Since then, the matter of respect has grown in importance to me. I strive to gain respect and never demand it. People who demand it from me never get it. I cannot be a friend or lover to someone if they haven't earned my respect. This is not an attitude of conceit, but of principle, and while we have a relationship through blood and name, you won my complete respect long before I really knew what it was. I love you Grandpa.

Your Grandson,

Roderick Carson

The last breath of the earth we take is as natural as the moment we were born.

When your grandfather dies, you move up one notch in the male order of the family.

I am now where my father was, and he is now in the place of my grandfather. It really helped the family that my estranged father and I talked and made peace with the past. There was the feeling of the passing of the torch to my father and we will run side by side until the day he slows and falters and passes the torch to me and to my brother so we can run our legs. My nephews will carry on long after we're gone but I don't know yet if I will father a child to carry on the family name. Perhaps my work will be my only torch-bearer.

 

* Box Office Sales Assistant 5/96 to present

McCarter Theatre and Performing Arts Center (age 31)

I found my place in a world-class theatre, the Tony Award winner in 1994 for Outstanding Regional Theatre and the Theatre of the Year in 1995 named by The New York Times.

 

Two months after the funeral, I boarded an Amtrak train to visit my father for a weekend so we could begin a chapter in our lives that never seemed possible even a year ago, even the day I arrived for the viewing. At one time I would have killed him but every man pays his sentence and there comes a time for forgiveness. He is my father.

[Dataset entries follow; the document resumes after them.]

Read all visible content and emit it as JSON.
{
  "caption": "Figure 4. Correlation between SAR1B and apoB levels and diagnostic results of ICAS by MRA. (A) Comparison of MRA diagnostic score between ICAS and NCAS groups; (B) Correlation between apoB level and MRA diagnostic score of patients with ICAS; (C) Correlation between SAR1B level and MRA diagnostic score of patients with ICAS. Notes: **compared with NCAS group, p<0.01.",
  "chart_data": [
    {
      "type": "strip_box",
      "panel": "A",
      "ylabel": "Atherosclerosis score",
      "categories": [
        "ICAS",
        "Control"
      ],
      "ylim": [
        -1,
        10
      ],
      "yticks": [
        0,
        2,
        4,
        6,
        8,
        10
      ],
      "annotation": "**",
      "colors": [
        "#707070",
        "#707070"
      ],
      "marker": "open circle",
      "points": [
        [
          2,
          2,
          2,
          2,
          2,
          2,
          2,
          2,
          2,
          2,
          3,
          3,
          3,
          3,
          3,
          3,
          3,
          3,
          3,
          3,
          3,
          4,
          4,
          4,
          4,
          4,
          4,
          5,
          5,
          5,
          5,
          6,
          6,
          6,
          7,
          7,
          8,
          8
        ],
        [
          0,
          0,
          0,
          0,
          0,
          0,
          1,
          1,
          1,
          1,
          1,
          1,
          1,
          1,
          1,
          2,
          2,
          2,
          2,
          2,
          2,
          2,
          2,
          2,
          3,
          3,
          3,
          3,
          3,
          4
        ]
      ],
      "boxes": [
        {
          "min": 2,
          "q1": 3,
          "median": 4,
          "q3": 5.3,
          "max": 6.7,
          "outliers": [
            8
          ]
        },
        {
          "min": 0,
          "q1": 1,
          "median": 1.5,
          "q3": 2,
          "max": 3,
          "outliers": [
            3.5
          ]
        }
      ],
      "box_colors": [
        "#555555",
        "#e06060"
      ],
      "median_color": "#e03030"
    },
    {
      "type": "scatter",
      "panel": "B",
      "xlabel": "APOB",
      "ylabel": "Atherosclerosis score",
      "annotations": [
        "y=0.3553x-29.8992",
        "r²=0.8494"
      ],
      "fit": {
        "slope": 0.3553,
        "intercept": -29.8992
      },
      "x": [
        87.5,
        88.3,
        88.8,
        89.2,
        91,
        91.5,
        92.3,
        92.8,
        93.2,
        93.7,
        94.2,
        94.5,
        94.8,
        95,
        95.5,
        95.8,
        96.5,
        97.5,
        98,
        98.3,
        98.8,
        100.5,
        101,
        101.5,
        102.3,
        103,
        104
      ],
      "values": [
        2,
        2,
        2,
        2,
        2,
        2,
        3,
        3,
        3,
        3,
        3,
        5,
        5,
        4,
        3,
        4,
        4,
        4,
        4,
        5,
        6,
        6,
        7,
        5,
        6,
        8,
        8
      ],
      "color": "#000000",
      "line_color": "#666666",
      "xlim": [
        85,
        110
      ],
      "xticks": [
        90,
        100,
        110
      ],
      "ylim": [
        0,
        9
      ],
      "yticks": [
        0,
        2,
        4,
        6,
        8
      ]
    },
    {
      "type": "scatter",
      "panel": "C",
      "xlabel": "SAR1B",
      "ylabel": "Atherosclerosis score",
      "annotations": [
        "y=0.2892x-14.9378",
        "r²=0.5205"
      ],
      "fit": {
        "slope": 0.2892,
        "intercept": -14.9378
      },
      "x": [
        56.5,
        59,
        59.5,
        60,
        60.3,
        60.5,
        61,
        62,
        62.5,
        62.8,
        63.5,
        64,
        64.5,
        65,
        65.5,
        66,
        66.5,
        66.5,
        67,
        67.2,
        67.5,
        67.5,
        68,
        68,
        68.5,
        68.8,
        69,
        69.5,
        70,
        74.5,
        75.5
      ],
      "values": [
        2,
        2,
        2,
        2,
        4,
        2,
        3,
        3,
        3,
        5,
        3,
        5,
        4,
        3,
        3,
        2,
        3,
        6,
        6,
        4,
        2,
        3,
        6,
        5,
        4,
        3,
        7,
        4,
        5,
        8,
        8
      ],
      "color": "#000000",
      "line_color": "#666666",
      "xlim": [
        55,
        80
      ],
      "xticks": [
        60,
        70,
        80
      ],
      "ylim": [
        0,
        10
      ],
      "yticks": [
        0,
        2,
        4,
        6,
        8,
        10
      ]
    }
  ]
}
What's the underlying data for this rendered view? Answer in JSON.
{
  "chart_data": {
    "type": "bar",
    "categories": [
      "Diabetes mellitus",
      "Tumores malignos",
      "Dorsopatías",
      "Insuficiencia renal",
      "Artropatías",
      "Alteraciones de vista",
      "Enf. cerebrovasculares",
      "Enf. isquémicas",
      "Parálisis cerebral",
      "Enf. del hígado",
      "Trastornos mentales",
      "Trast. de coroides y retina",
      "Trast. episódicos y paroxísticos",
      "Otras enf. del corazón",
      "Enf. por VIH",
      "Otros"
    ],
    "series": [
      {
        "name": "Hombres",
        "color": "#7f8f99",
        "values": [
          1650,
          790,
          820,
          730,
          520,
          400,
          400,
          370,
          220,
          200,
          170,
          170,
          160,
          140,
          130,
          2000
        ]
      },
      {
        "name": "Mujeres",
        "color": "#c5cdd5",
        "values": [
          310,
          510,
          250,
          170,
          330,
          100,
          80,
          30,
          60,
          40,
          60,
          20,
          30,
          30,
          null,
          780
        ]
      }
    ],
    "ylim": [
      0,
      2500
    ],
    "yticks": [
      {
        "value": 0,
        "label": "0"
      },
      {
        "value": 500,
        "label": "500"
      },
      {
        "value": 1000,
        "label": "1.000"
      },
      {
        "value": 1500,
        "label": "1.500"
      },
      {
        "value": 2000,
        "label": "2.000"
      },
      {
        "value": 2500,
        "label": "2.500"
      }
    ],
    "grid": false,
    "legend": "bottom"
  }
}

As I stepped from the platform and over the crack into the train, I recalled in a flash that time crossing the chasm from the platform of the FDIC job to the unscheduled journey that followed no set of tracks and led me to this point far from the coordinates that were charted. The trip to my father was just as momentous. It would give us both the chance to be bigger than we ever were, to have more understanding, to reach a new plateau in our lives. And not only for us but for our family, and for the people we know. When everyday you hear so much crap that happens in the world... but I knew it could fail. I knew it could fail.

In this thirty-one year journey to find my place in the world, I believed so many times that I had arrived and could finally rest my weary load but was soon goaded to move on by external forces or by a will to do what was in my heart even when I had no car and no job and no girlfriend and all there was for dinner was a hot bowl of Oodles of Noodles.

There is no longer a need now to affix a label to myself and no longer will my "identity" represented on a page called a resume be cast on the wind like leaves, only to get caught in the first corners they blow. I have no more need for corners.

But remember, if you must use a resume, never ever give them a true, objective picture of yourself. Fudge the facts and spice it up just right. Make it even better than it really happened.